Veröffentlichung des Web-Browsers qutebrowser 2.3

Die Version 2.3 des Web-Browsers qutebrowser wurde vorgestellt. Er bietet eine minimalistische grafische Benutzeroberfläche, die nicht vom Inhalt ablenkt, sowie ein Navigationssystem im Stil des Texteditors Vim, das vollständig auf Tastenkombinationen basiert. Der Code ist in Python geschrieben und nutzt PyQt5 und QtWebEngine. Der Quellcode wird unter der GPLv3-Lizenz veröffentlicht. Die Verwendung von Python hat keinen Einfluss auf die Leistung, da das Rendering und die Analyse des Inhalts durch die Blink-Engine und die Qt-Bibliothek erfolgen.

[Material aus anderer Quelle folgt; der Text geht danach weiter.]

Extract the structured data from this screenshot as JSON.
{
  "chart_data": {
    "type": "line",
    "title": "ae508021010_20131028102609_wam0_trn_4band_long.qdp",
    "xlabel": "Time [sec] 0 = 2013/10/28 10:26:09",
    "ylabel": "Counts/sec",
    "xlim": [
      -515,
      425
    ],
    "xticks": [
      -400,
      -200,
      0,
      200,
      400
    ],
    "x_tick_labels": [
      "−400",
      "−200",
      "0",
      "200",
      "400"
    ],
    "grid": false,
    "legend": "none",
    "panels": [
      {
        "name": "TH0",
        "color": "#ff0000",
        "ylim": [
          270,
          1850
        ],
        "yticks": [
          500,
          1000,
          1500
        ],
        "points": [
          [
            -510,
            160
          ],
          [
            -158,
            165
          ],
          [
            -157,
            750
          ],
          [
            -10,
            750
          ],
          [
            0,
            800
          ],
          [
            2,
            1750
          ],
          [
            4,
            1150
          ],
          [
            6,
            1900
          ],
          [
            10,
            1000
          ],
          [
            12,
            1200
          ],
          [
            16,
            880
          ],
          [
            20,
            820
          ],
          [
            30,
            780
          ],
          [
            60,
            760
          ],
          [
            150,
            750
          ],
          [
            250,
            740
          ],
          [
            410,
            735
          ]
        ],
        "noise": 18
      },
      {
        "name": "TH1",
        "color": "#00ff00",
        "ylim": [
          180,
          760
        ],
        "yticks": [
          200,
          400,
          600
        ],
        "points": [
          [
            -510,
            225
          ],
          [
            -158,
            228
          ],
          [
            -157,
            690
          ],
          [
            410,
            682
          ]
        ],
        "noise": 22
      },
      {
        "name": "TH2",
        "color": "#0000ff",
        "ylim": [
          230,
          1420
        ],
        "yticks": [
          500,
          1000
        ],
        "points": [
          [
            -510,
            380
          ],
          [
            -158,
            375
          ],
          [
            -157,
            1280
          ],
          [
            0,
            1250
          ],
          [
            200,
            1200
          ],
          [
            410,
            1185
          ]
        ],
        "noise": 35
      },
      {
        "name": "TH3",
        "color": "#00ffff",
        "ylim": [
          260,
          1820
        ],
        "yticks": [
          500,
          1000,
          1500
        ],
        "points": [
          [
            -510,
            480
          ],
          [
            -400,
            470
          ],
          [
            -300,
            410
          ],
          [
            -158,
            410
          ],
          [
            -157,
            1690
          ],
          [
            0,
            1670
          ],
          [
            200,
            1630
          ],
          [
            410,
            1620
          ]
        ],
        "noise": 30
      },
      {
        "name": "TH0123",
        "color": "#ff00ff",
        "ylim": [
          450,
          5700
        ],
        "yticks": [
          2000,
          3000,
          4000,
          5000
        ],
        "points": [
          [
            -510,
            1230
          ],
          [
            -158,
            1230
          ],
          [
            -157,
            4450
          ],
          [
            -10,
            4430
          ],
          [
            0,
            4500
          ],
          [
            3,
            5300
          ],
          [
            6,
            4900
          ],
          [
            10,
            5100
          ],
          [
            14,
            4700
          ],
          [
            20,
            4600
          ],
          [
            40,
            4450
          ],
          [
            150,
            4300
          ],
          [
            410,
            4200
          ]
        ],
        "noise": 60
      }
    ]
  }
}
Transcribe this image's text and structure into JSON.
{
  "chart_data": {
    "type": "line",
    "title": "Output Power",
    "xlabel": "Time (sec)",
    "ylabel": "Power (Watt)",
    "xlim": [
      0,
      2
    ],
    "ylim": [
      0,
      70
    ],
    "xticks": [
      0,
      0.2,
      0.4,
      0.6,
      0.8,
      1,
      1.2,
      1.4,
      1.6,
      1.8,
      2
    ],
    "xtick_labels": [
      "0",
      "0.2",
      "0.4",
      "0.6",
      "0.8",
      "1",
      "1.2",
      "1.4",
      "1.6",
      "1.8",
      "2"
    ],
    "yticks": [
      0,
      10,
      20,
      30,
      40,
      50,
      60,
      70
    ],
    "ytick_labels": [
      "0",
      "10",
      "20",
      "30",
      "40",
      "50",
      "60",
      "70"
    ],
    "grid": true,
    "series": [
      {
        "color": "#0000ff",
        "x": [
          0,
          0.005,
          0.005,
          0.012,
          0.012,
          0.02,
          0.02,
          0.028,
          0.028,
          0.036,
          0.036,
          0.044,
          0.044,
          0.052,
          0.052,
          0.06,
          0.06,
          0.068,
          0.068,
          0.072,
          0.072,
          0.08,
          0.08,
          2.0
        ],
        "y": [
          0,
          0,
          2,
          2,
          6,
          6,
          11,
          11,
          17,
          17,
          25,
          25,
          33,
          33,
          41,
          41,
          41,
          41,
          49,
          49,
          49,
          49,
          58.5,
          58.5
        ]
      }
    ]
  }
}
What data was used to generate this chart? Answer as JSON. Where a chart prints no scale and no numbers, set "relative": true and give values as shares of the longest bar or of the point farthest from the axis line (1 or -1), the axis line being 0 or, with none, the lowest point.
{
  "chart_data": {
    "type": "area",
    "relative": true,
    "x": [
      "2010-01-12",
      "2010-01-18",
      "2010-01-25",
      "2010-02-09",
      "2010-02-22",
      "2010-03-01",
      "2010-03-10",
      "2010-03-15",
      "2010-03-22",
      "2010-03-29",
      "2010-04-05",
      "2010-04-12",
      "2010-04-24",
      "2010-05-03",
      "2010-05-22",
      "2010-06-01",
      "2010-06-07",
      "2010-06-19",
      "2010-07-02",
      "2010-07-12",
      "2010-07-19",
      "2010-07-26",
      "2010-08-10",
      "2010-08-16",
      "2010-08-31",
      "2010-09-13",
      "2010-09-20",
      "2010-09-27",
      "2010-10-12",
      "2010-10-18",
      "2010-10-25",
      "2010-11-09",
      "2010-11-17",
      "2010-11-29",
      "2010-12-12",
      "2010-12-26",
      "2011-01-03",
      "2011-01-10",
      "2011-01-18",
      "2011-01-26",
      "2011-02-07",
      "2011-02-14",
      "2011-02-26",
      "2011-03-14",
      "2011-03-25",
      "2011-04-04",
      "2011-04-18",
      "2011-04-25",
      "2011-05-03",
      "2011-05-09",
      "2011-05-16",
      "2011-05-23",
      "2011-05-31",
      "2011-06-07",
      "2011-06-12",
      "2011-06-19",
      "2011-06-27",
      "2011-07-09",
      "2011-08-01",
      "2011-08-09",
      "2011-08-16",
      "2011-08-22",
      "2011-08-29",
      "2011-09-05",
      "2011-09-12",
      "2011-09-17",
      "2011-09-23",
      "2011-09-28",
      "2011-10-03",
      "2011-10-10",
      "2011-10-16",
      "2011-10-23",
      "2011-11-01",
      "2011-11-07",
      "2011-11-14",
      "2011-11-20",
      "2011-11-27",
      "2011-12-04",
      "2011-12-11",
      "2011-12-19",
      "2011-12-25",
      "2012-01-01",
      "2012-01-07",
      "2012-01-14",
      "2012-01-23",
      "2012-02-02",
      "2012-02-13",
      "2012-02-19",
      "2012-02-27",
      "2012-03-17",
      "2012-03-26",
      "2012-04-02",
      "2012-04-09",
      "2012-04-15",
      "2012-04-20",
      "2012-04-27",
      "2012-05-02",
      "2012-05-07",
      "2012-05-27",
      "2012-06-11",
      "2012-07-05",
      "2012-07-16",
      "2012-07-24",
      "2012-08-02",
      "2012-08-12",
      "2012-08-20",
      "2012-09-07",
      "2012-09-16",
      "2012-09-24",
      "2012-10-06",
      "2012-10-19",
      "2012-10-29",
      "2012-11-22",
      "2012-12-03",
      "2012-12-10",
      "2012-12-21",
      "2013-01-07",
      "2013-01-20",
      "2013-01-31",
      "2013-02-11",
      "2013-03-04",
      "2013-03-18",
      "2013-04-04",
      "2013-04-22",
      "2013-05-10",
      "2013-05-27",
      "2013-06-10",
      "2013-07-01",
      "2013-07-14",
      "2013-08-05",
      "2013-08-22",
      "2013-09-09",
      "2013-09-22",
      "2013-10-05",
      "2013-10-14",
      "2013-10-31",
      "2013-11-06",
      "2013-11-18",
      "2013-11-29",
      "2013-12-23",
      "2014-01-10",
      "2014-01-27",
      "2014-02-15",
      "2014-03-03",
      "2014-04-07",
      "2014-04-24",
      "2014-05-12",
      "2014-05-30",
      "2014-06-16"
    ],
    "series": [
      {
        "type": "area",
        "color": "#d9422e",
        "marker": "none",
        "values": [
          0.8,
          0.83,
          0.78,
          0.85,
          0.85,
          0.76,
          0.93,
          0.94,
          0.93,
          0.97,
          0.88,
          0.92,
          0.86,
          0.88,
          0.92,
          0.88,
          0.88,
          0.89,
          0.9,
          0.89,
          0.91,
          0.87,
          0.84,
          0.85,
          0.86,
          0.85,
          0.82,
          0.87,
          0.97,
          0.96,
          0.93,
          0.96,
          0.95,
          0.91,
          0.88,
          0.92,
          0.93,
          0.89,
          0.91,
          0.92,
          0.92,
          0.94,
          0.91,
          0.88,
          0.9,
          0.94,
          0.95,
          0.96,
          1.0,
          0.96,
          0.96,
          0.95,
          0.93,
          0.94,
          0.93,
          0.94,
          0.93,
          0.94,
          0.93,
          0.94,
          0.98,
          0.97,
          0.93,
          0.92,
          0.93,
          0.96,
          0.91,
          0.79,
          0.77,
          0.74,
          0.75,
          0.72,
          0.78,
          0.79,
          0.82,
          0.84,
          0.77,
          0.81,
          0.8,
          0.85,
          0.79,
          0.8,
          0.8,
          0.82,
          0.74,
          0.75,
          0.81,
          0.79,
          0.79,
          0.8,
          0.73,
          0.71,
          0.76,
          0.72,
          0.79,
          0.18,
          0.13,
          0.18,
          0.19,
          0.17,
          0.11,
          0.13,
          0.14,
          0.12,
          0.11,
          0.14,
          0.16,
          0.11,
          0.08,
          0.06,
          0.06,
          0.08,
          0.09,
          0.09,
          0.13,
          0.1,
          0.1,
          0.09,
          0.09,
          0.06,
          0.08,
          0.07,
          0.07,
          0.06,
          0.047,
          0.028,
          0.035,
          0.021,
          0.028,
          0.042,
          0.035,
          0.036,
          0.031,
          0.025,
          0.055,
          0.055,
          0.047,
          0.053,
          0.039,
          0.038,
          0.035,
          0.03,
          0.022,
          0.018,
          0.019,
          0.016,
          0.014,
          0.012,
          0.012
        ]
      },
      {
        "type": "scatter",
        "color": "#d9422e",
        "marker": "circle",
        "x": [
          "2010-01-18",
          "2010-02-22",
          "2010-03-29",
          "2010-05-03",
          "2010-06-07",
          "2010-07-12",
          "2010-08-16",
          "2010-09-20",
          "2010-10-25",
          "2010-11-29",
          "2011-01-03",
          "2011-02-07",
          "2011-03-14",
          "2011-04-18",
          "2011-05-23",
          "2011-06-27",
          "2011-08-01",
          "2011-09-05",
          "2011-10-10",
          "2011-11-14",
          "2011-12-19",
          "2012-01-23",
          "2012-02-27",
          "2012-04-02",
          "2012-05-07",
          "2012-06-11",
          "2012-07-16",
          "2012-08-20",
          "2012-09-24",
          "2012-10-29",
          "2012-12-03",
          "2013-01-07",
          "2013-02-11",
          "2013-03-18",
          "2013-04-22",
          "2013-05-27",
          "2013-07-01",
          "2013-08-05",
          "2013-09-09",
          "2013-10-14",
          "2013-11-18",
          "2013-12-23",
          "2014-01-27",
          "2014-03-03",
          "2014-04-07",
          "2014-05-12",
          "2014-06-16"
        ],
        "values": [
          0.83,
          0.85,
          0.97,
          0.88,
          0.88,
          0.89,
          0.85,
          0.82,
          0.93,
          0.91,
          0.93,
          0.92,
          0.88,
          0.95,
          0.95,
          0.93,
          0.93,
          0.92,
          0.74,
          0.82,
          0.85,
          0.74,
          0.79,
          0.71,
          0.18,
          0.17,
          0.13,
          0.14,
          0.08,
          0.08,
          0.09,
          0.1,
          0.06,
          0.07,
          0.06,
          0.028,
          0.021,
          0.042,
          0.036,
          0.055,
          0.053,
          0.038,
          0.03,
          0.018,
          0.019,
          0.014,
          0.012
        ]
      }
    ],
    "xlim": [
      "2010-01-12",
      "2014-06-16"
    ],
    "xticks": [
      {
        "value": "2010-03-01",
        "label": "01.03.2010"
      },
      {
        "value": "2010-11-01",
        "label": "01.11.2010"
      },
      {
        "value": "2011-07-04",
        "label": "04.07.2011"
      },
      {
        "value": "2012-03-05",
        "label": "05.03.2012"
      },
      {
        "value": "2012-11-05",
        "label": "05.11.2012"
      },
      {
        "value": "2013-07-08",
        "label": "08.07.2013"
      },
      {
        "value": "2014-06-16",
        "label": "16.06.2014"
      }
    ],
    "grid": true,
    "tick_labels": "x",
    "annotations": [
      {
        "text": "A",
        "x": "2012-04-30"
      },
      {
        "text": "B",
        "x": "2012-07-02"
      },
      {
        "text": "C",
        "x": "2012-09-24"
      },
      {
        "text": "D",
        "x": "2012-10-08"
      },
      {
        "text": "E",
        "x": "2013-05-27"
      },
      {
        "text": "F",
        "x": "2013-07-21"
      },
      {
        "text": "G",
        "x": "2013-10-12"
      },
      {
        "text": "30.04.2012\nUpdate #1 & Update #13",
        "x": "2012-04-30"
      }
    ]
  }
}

Der Browser unterstützt ein Tab-System, einen Download-Manager, einen privaten Modus, einen integrierten PDF-Viewer (pdf.js), ein Werbeblockersystem und eine Benutzeroberfläche zur Anzeige des Browserverlaufs. Um Videos auf YouTube abzuspielen, kann ein externer Video-Player aufgerufen werden. Die Navigation auf der Seite erfolgt mit den Tasten „hjkl“, um eine neue Seite zu öffnen, drücken Sie „o“, und das Wechseln zwischen Tabs geschieht über die Tasten „J“ und „K“ oder „Alt-Tabnummer“. Durch Drücken von „:“ öffnet sich eine Kommandozeile, in der eine Suche auf der Seite durchgeführt und gängige Befehle wie in vim ausgeführt werden können, zum Beispiel „:q“ zum Verlassen und „:w“ zum Speichern der Seite. Für einen schnellen Zugriff auf Elemente der Seite gibt es ein „Hint“-System, das Links und Bilder markiert.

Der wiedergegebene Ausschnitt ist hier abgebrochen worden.